Army Nursing Practice during Operations Other than War


Name: Janice Agazio

Rank: LTC (ret), USA

Organization: The Henry Jackson Foundation

Performance Site: Walter Reed Army Medical Center, Washington, DC, Womack Army Medical Center, Fort Bragg, NC, Landstuhl Regional Medical Center, Landstuhl, Germany, Uniformed Services University, Bethesda, MD

Year Published: 2002

Abstract Status: Final


Today, the U.S. Army is performing a variety of missions that fall under the category of "Operations Other Than War (OOTW)." Two of these missions are peacekeeping and peace enforcement. Previously, a grounded theory study considered the experience of Air Force nurses serving in Croatia.

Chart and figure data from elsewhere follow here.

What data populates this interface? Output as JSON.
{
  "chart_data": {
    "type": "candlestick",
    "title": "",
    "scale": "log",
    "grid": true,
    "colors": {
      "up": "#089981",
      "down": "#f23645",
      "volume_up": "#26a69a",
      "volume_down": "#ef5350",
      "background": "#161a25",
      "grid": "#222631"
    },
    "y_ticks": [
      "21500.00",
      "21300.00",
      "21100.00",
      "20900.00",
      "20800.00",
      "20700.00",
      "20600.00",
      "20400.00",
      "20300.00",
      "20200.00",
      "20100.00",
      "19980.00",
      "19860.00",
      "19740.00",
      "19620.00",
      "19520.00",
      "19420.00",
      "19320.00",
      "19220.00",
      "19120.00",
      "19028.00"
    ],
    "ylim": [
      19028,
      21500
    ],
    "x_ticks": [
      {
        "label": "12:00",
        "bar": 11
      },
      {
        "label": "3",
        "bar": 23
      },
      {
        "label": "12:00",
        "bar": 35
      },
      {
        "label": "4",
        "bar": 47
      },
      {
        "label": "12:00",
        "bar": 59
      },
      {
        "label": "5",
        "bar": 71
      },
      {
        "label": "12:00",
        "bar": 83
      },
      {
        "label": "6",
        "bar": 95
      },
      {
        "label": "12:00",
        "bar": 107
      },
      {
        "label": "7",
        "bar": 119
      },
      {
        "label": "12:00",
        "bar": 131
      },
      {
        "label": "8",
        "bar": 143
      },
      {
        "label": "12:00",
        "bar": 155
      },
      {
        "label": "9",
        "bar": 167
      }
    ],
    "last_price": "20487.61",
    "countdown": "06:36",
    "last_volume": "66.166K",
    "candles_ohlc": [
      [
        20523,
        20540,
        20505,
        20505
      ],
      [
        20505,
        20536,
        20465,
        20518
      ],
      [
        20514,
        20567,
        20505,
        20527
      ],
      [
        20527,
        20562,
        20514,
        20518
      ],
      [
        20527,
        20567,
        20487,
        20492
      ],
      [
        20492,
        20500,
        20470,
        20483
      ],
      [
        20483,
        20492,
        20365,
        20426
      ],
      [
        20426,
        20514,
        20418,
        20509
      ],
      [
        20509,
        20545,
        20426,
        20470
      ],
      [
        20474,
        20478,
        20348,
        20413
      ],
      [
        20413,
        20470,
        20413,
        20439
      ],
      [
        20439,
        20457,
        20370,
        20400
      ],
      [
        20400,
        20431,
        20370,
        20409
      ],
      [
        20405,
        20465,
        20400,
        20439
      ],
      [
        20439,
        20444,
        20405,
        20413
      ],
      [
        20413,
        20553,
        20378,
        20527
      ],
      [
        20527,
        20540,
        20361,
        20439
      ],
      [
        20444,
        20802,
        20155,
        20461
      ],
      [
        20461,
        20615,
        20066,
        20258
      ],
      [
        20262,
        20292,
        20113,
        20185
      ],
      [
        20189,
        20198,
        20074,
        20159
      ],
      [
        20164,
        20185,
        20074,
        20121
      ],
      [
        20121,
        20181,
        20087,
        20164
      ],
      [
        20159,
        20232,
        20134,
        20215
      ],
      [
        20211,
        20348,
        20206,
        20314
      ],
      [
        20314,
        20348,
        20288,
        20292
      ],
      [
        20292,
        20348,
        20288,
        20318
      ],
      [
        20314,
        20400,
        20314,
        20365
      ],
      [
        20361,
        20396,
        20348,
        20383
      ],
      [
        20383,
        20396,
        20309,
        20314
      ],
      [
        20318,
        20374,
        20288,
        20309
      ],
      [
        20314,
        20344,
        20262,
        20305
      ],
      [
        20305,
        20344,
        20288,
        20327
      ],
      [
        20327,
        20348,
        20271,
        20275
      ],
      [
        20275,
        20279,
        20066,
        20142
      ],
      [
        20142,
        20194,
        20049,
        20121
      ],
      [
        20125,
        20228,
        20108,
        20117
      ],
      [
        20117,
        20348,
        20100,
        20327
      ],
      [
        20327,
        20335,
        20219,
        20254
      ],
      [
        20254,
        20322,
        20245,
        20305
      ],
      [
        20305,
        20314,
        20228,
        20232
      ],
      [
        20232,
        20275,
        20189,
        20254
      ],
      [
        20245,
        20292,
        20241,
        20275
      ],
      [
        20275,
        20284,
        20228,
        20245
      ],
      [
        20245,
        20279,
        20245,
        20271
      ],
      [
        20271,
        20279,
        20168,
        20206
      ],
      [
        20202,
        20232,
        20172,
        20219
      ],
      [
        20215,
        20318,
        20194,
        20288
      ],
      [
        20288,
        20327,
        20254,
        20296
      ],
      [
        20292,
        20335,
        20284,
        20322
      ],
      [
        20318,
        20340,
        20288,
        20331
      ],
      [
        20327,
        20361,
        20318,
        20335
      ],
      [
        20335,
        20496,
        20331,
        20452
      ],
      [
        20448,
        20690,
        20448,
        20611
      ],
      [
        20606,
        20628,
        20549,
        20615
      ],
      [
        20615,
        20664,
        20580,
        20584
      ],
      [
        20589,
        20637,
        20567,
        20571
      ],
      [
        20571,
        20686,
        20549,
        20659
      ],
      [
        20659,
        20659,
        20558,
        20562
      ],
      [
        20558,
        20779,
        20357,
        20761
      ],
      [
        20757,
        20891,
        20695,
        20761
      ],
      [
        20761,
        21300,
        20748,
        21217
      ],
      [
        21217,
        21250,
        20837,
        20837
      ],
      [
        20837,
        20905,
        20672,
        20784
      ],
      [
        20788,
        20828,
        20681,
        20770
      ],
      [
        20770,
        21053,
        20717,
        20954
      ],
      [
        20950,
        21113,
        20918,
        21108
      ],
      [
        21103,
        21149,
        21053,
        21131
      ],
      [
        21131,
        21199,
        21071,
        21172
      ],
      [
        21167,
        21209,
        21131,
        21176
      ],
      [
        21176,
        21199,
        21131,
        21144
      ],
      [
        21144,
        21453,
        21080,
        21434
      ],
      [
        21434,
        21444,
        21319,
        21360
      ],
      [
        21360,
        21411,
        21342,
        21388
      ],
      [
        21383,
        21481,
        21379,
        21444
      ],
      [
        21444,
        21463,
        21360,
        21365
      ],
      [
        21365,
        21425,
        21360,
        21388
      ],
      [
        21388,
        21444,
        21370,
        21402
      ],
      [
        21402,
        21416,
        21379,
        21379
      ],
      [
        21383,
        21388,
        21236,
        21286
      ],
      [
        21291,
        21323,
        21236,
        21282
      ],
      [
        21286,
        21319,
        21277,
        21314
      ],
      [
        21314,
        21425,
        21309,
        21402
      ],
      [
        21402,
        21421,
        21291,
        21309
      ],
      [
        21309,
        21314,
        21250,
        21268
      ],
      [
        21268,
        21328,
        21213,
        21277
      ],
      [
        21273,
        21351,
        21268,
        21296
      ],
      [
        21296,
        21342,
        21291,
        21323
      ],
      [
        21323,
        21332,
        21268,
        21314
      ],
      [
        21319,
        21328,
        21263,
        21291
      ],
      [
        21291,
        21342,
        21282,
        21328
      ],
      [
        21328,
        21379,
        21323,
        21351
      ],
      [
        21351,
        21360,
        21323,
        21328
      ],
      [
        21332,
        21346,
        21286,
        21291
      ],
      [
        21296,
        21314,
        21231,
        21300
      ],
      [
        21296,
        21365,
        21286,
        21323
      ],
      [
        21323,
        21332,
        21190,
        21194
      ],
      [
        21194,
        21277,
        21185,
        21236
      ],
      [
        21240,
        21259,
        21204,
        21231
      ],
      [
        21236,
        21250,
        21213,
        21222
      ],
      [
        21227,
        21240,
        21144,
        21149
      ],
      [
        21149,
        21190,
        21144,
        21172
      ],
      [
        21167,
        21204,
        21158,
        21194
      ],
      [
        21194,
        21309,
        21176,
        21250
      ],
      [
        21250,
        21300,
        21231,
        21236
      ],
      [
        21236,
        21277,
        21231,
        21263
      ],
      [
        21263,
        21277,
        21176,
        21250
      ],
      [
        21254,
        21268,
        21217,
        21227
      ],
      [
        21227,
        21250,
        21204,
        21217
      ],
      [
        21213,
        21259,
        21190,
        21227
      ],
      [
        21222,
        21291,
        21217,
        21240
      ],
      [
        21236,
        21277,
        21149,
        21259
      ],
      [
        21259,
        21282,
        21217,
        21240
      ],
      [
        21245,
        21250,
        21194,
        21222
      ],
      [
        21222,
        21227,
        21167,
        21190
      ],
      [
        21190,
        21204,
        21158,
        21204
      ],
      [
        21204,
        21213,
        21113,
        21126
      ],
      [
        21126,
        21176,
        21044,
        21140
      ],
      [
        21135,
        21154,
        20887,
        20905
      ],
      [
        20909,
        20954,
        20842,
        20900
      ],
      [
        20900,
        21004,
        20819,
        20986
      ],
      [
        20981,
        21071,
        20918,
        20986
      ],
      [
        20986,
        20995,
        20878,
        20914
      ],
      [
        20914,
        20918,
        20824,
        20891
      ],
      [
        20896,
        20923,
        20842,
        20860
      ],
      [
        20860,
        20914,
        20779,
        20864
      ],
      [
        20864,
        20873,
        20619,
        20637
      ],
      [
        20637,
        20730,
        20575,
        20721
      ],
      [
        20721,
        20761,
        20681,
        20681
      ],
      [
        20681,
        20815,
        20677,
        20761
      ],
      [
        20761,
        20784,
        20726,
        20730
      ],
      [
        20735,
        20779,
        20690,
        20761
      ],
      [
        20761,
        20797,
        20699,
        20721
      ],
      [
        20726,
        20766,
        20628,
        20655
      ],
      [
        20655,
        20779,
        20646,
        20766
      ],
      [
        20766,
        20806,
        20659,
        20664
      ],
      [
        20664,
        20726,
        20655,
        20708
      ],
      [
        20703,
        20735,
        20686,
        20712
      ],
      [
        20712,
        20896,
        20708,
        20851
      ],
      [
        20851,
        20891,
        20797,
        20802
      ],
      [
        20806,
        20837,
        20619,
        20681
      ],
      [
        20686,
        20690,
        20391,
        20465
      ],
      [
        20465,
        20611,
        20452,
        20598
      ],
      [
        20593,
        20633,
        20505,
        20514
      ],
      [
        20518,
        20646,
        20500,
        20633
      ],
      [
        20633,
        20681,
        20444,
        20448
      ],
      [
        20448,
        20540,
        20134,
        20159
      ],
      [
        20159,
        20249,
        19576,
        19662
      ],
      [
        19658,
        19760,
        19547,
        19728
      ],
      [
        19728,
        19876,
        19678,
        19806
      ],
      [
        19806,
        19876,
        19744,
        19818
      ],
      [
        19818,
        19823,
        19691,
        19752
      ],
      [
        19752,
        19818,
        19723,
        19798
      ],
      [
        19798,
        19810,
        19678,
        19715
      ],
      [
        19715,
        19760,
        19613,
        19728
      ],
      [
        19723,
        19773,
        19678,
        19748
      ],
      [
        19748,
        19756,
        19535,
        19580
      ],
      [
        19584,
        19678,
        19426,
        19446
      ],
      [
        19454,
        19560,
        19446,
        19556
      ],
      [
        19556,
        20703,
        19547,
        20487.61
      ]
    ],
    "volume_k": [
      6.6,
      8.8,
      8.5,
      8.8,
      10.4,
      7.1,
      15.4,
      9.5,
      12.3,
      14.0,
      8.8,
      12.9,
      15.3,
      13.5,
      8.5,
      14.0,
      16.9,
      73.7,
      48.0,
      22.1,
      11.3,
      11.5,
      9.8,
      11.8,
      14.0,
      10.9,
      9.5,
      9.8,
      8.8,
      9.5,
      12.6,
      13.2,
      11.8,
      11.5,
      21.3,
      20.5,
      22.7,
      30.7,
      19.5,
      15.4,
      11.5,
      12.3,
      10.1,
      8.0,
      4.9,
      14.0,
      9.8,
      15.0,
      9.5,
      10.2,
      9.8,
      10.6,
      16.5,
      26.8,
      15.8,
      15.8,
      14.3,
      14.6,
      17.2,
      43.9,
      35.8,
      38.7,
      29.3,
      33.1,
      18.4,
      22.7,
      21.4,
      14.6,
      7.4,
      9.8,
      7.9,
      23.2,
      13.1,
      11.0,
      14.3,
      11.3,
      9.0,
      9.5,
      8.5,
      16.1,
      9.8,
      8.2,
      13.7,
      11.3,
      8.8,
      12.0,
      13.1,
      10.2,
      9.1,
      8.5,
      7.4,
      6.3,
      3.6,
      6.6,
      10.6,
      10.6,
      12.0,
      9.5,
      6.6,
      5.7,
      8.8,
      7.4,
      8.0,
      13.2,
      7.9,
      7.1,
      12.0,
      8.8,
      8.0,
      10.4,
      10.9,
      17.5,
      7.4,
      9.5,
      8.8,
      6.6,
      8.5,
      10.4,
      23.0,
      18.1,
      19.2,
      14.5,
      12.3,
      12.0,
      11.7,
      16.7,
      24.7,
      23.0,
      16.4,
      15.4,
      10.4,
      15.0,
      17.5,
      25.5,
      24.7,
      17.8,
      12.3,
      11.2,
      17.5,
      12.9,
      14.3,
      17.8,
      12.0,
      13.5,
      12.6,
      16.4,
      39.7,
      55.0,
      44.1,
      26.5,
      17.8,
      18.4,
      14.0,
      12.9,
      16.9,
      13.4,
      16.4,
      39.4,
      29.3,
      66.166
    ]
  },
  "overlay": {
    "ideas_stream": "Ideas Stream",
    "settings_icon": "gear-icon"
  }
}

No other studies were found that addressed the practice of nursing in OOTW deployments. The purpose of this study is to describe, and generate a theoretical analysis of, Army nursing practice in operations other than war (OOTW) comparing multiple locations. Understanding the similarities and differences between different deployment locations will provide grounding for a theory of OOTW deployments in general, rather than location-specific. The research question guiding this study will be: What is the practice of nursing by Army Nurse Corps officers in operations other than war? This study will use a descriptive exploratory qualitative method guided by the Army Nursing Practice conceptual model (Kennedy, Hill, Adams & Jennings, 1996) Army Nurse Corps officers, both active duty and reserve component, will be asked to participate in an interview using a focused interview guide. These nurses will have completed an OOTW deployment within the past three years. Those in the continental United States outside the local area or overseas will be contacted for an interview by phone. Those in the local area will take part in a face-to-face interview. Those in the Fort Bragg area would be invited to take part in a face-to face interview over a three day site visit. Consent forms will be mailed in advance and returned signed and witnessed prior to the telephone interviews. Additionally, verbal consent will be obtained on the tape- recording before beginning any formal interview questions. The maximum sample size would be dependent upon the need for more interviews based on emerging data and achieving theoretical saturation (Sandelowski, 1986). Demographic data will be summarized and presented using frequencies and descriptive statistics. Qualitative data analysis as described by Miles and Huberman (1994) will be used to simultaneously analyze and direct data collection to answer the research questions. By understanding the practice of nursing in OOTW, leadership can best prepare and train nurses to effectively function and care for patients in these challenging settings.